For additional challenges:

  • You could define a Python function for the cdf of the analytical function for the posterior distribution of \(\lambda\), for \(x=4\) and then use it to plot on your simulated distribution the analytical posterior distribution, plotted for comparison as a histogram with the same binning as the simulated version.
  • You can also plot the ratio of the simulated histogram to the analytical version, to check it is close to 1 over a broad range of values.
  • Finally, see what happens to the posterior distribution of \(\lambda\) when you change the prior distribution, e.g. to a lognormal distribution with default loc and scale and s=1. (Note that you must choose a prior which does not generate negative values for \(\lambda\), otherwise the Poisson variates cannot be generated for those values).

Key Points

  • For conditional probabilities, Bayes’ theorem tells us how to swap the conditionals around.

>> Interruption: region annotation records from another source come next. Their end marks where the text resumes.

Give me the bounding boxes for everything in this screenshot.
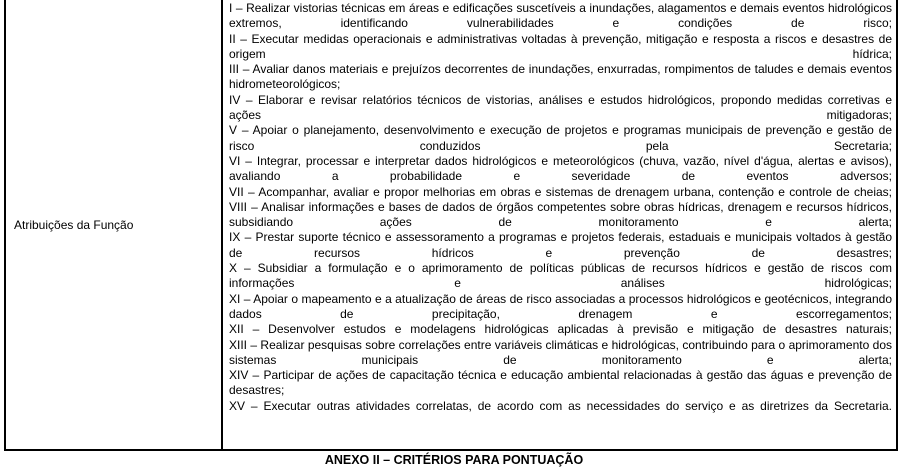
annex-heading-clipped: ANEXO II – CRITÉRIOS PARA PONTUAÇÃO — [324, 453, 584, 467]
attributions-table — [4, 0, 898, 451]
attribution-item: X – Subsidiar a formulação e o aprimoramento de políticas públicas de recursos hídricos e gestão de riscos com informações e análises hidrológicas; — [229, 261, 892, 291]
attribution-item: III – Avaliar danos materiais e prejuízos decorrentes de inundações, enxurradas, rompimentos de taludes e demais eventos hidrometeorológicos; — [229, 62, 892, 92]
attribution-item: XII – Desenvolver estudos e modelagens hidrológicas aplicadas à previsão e mitigação de desastres naturais; — [229, 322, 892, 337]
attribution-item: I – Realizar vistorias técnicas em áreas e edificações suscetíveis a inundações, alagamentos e demais eventos hidrológicos extremos, identificando vulnerabilidades e condições de risco; — [229, 1, 892, 31]
attribution-item: XIV – Participar de ações de capacitação técnica e educação ambiental relacionadas à gestão das águas e prevenção de desastres; — [229, 368, 892, 398]
attribution-item: XI – Apoiar o mapeamento e a atualização de áreas de risco associadas a processos hidrológicos e geotécnicos, integrando dados de precipitação, drenagem e escorregamentos; — [229, 291, 892, 321]
attributions-list — [229, 1, 892, 414]
attribution-item: XV – Executar outras atividades correlatas, de acordo com as necessidades do serviço e as diretrizes da Secretaria. — [229, 398, 892, 413]
row-label: Atribuições da Função — [14, 217, 134, 232]
attribution-item: XIII – Realizar pesquisas sobre correlações entre variáveis climáticas e hidrológicas, contribuindo para o aprimoramento dos sistemas municipais de monitoramento e alerta; — [229, 337, 892, 367]
attribution-item: IX – Prestar suporte técnico e assessoramento a programas e projetos federais, estaduais e municipais voltados à gestão de recursos hídricos e prevenção de desastres; — [229, 230, 892, 260]
attribution-item: VIII – Analisar informações e bases de dados de órgãos competentes sobre obras hídricas, drenagem e recursos hídricos, subsidiando ações de monitoramento e alerta; — [229, 199, 892, 230]
attribution-item: VI – Integrar, processar e interpretar dados hidrológicos e meteorológicos (chuva, vazão, nível d'água, alertas e avisos), avaliando a probabilidade e severidade de eventos adversos; — [229, 153, 892, 184]
attribution-item: II – Executar medidas operacionais e administrativas voltadas à prevenção, mitigação e resposta a riscos e desastres de origem hídrica; — [229, 31, 892, 61]
attribution-item: VII – Acompanhar, avaliar e propor melhorias em obras e sistemas de drenagem urbana, contenção e controle de cheias; — [229, 184, 892, 199]
attribution-item: IV – Elaborar e revisar relatórios técnicos de vistorias, análises e estudos hidrológicos, propondo medidas corretivas e ações mitigadoras; — [229, 92, 892, 123]
attributions-cell — [223, 0, 896, 449]
attribution-item: V – Apoiar o planejamento, desenvolvimento e execução de projetos e programas municipais de prevenção e gestão de risco conduzidos pela Secretaria; — [229, 123, 892, 153]
row-header-cell — [6, 0, 223, 449]
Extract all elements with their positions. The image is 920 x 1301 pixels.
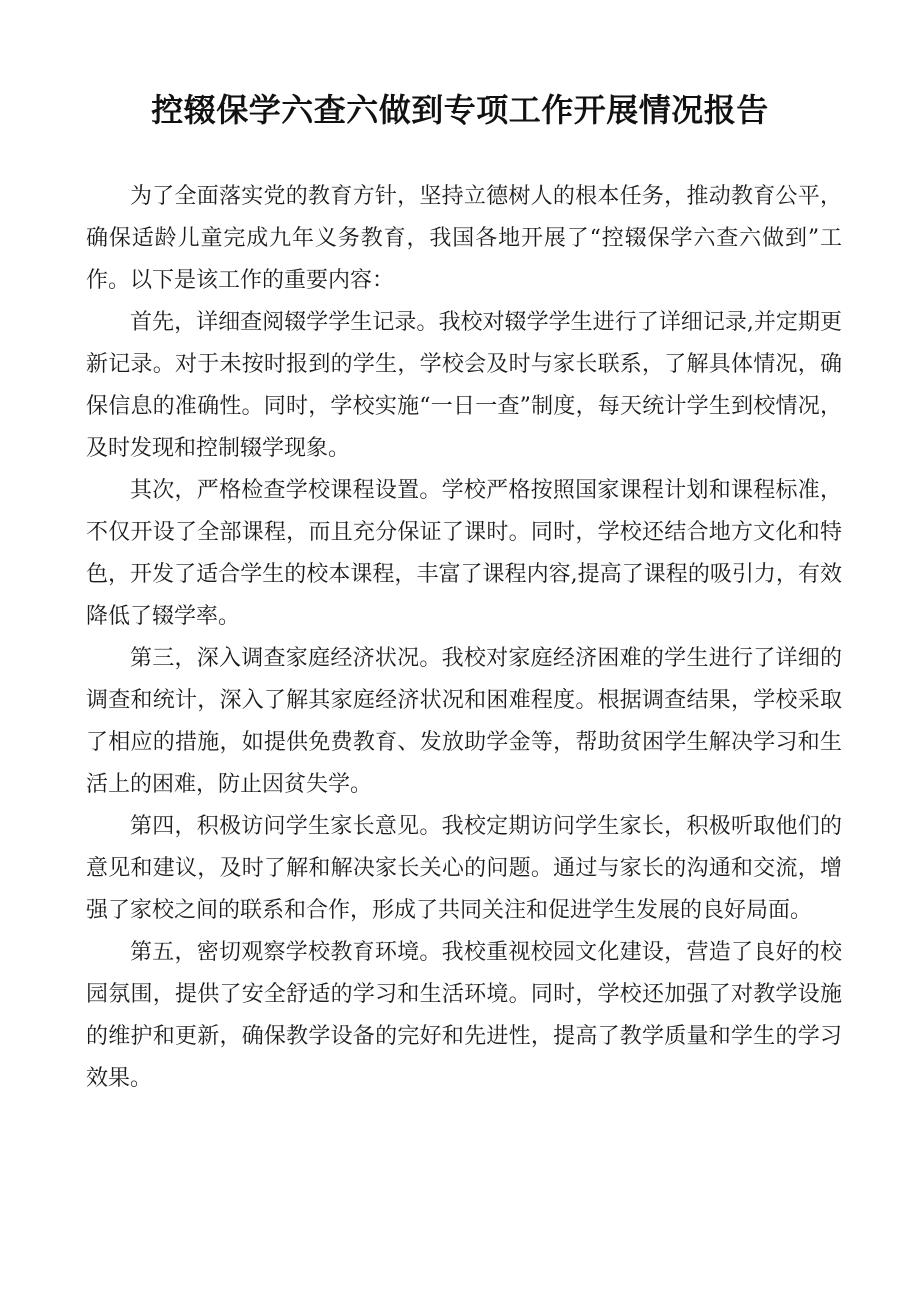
paragraph-fourth: 第四，积极访问学生家长意见。我校定期访问学生家长，积极听取他们的意见和建议，及时了解和解决家长关心的问题。通过与家长的沟通和交流，增强了家校之间的联系和合作，形成了共同关注和促进学生发展的良好局面。 [86, 814, 842, 923]
paragraph-second: 其次，严格检查学校课程设置。学校严格按照国家课程计划和课程标准，不仅开设了全部课程，而且充分保证了课时。同时，学校还结合地方文化和特色，开发了适合学生的校本课程，丰富了课程内容,提高了课程的吸引力，有效降低了辍学率。 [86, 478, 842, 629]
document-title: 控辍保学六查六做到专项工作开展情况报告 [151, 91, 769, 129]
paragraph-fifth: 第五，密切观察学校教育环境。我校重视校园文化建设，营造了良好的校园氛围，提供了安全舒适的学习和生活环境。同时，学校还加强了对教学设施的维护和更新，确保教学设备的完好和先进性，提高了教学质量和学生的学习效果。 [86, 940, 842, 1091]
document-body [86, 176, 842, 1100]
paragraph-third: 第三，深入调查家庭经济状况。我校对家庭经济困难的学生进行了详细的调查和统计，深入了解其家庭经济状况和困难程度。根据调查结果，学校采取了相应的措施，如提供免费教育、发放助学金等，帮助贫困学生解决学习和生活上的困难，防止因贫失学。 [86, 646, 842, 797]
paragraph-first: 首先，详细查阅辍学学生记录。我校对辍学学生进行了详细记录,并定期更新记录。对于未按时报到的学生，学校会及时与家长联系，了解具体情况，确保信息的准确性。同时，学校实施“一日一查”制度，每天统计学生到校情况，及时发现和控制辍学现象。 [86, 310, 842, 461]
paragraph-intro: 为了全面落实党的教育方针，坚持立德树人的根本任务，推动教育公平，确保适龄儿童完成九年义务教育，我国各地开展了“控辍保学六查六做到”工作。以下是该工作的重要内容： [86, 184, 842, 293]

  • In statistical terminology, the probability distribution of the hypothesis given the data is the posterior and is given by the likelihood multiplied by the prior probability, divided by the evidence.

  • The likelihood is the probability to obtained fixed data as a function of the distribution parameters, in contrast to the pdf which obtains the distribution of data for fixed parameters.

  • The prior probability represents our prior belief that the hypothesis is correct, before collecting the data

  • The evidence is the total probability of obtaining the data, marginalising over viable hypotheses. It is usually the most difficult quantity to calculate unless simplifying assumptions are made.